An item for heads' to-do lists for later this summer: a conversation with the board chair about a board reset. The pandemic thrust boards into operational detail, blew up the board calendar, interrupted long range projects and tested the relationship of the board with the head and the rest of the school community. The results of this conversation should materialize in early board activities, particularly orientation of new trustees and non-trustee committee members. If your board has not historically held a fall retreat, this would be a great year to put one in place.
Board Calendar
Perhaps your school was fortunate to have a deep-groove board calendar, a long-serving chair, and even better, a long-serving head's assistant, and you have great confidence that the board's rhythms will snap back into place with little additional oversight.
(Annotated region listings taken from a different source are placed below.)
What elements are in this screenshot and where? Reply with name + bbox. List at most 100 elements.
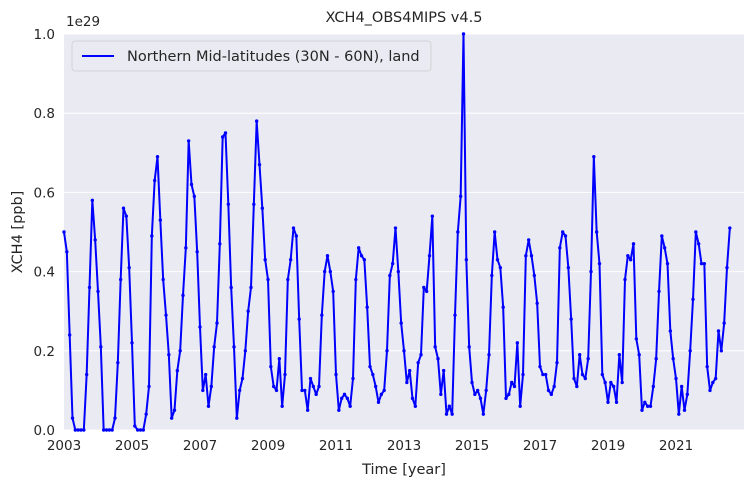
data-point bbox=[82, 428, 86, 432]
data-point bbox=[235, 416, 239, 420]
data-point bbox=[212, 345, 216, 349]
data-point bbox=[475, 388, 480, 393]
data-point bbox=[586, 357, 590, 361]
data-point bbox=[325, 254, 330, 258]
data-point bbox=[433, 345, 437, 349]
data-point bbox=[79, 428, 83, 432]
data-point bbox=[101, 428, 106, 432]
legend-label: Northern Mid-latitudes (30N - 60N), land bbox=[127, 49, 420, 65]
data-point bbox=[708, 388, 712, 393]
data-point bbox=[260, 206, 265, 210]
data-point bbox=[603, 380, 607, 385]
data-point bbox=[711, 380, 715, 385]
data-point bbox=[203, 372, 208, 377]
x-axis-title: Time [year] bbox=[361, 462, 446, 478]
data-point bbox=[65, 250, 69, 254]
data-point bbox=[654, 357, 658, 361]
data-point bbox=[368, 364, 372, 369]
y-tick-label: 0.6 bbox=[34, 185, 55, 201]
data-point bbox=[597, 261, 602, 266]
data-point bbox=[161, 277, 165, 282]
data-point bbox=[354, 277, 358, 282]
data-point bbox=[339, 396, 344, 401]
data-point bbox=[679, 384, 684, 389]
data-point bbox=[84, 372, 89, 377]
data-point bbox=[334, 372, 338, 377]
data-point bbox=[560, 230, 565, 234]
data-point bbox=[280, 404, 284, 408]
data-point bbox=[286, 277, 290, 282]
data-point bbox=[495, 258, 500, 262]
data-point bbox=[620, 380, 624, 385]
data-point bbox=[490, 273, 494, 278]
data-point bbox=[467, 345, 471, 349]
data-point bbox=[416, 360, 420, 365]
data-point bbox=[215, 321, 219, 325]
data-point bbox=[184, 246, 188, 250]
data-point bbox=[385, 349, 389, 353]
data-point bbox=[373, 384, 378, 389]
data-point bbox=[481, 412, 486, 416]
data-point bbox=[645, 404, 650, 408]
data-point bbox=[135, 428, 140, 432]
y-tick-label: 1.0 bbox=[34, 27, 55, 43]
data-point bbox=[674, 376, 678, 381]
data-point bbox=[575, 384, 579, 389]
data-point bbox=[637, 353, 641, 357]
data-point bbox=[648, 404, 653, 408]
data-point bbox=[552, 384, 556, 389]
data-point bbox=[345, 396, 350, 401]
data-point bbox=[660, 234, 664, 238]
data-point bbox=[521, 372, 525, 377]
data-point bbox=[337, 408, 341, 412]
data-point bbox=[631, 242, 636, 246]
data-point bbox=[671, 357, 675, 361]
data-point bbox=[305, 408, 310, 412]
data-point bbox=[175, 368, 180, 373]
data-point bbox=[563, 234, 568, 238]
data-point bbox=[640, 408, 644, 412]
data-point bbox=[382, 388, 386, 393]
data-point bbox=[498, 265, 503, 270]
data-point bbox=[226, 202, 231, 206]
data-point bbox=[376, 400, 381, 404]
data-point bbox=[150, 234, 154, 238]
data-point bbox=[141, 428, 146, 432]
series-line bbox=[63, 33, 731, 431]
data-point bbox=[198, 325, 202, 329]
data-point bbox=[478, 396, 483, 401]
data-point bbox=[694, 230, 698, 234]
x-tick-label: 2013 bbox=[387, 438, 421, 454]
data-point bbox=[509, 380, 514, 385]
data-point bbox=[487, 353, 491, 357]
data-point bbox=[252, 202, 256, 206]
data-point bbox=[130, 341, 134, 345]
data-point bbox=[651, 384, 656, 389]
data-point bbox=[577, 353, 582, 357]
data-point bbox=[311, 384, 316, 389]
data-point bbox=[492, 230, 497, 234]
data-point bbox=[320, 313, 324, 317]
data-point bbox=[473, 392, 477, 397]
data-point bbox=[600, 372, 605, 377]
data-point bbox=[291, 226, 296, 230]
data-point bbox=[229, 285, 233, 290]
data-point bbox=[518, 404, 522, 408]
data-point bbox=[699, 261, 704, 266]
data-point bbox=[93, 238, 97, 242]
data-point bbox=[124, 214, 129, 218]
data-point bbox=[643, 400, 647, 404]
data-point bbox=[515, 341, 520, 345]
y-tick-label: 0.0 bbox=[34, 423, 55, 439]
data-point bbox=[512, 384, 517, 389]
data-point bbox=[356, 246, 361, 250]
y-axis-title: XCH4 [ppb] bbox=[10, 191, 26, 274]
data-point bbox=[419, 353, 423, 357]
data-point bbox=[107, 428, 112, 432]
data-point bbox=[189, 182, 194, 187]
data-point bbox=[206, 404, 211, 408]
data-point bbox=[470, 380, 474, 385]
data-point bbox=[453, 313, 457, 317]
data-point bbox=[569, 317, 573, 321]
Or, perhaps the pandemic exacerbated existing weaknesses in board planning or arrived at a moment of leadership transition. Now is the time to program the yearly work of the board and any long range projects so that members can plug it all into their professional and personal calendars.
Elevate
Boards spent much of the past 15 months engaged in operational planning in response to the shifting conditions of the pandemic. Some boards will take up back burnered projects like strategic planning, or facility master planning, or accreditation, and thereby elevate the board's gaze to more distant horizons. For schools not at such a serendipitous moment, I recommend that the summer time board chair/head conversation moves next to the earliest Executive Committee session for a review of the operational details they'll leave behind this year, a gleaning of initiatives that were uncovered over the last 15 months and some initial planning for their execution. Much of this work would fit nicely into a fall Saturday mini-retreat, a great way to set the course of the year.
Convenience and Community
Like most organizations, boards should ask themselves how videoconference meetings could become a permanent way of doing work. Particularly for day schools, Zoom calls offer extraordinary convenience and could expand the pool of potential board members to include the geographically distant and those with complicated and less flexible work hours. That said, in-person meetings provide trustees with organic opportunities to see the life of the school, and they create moments for trustees to build collegial relationships with their colleagues. We strongly recommend that board chairs provide direction on this matter to committee chairs. Boards with a strong culture of collegiality do better analytical and strategic work.
Head Support
Heads have endured what has almost certainly been the most harrowing year of their professional lives. They have hemorrhaged political capital, made excruciating decisions, and supported an increasingly fragile community. Starting with approving the head's yearly goals in the very first full board meeting (even better, an early September mini-retreat), the board should plan concrete ways to support the head of school. What does this mean? Pull your weight in the board room, observe governance best practices, publicly praise the head's work, thank the head for her good work, help the head stake out personal time, diligently and efficiently carry out the head's evaluation and contract negotiations, drop by the head's office with a cup of coffee every once in a while.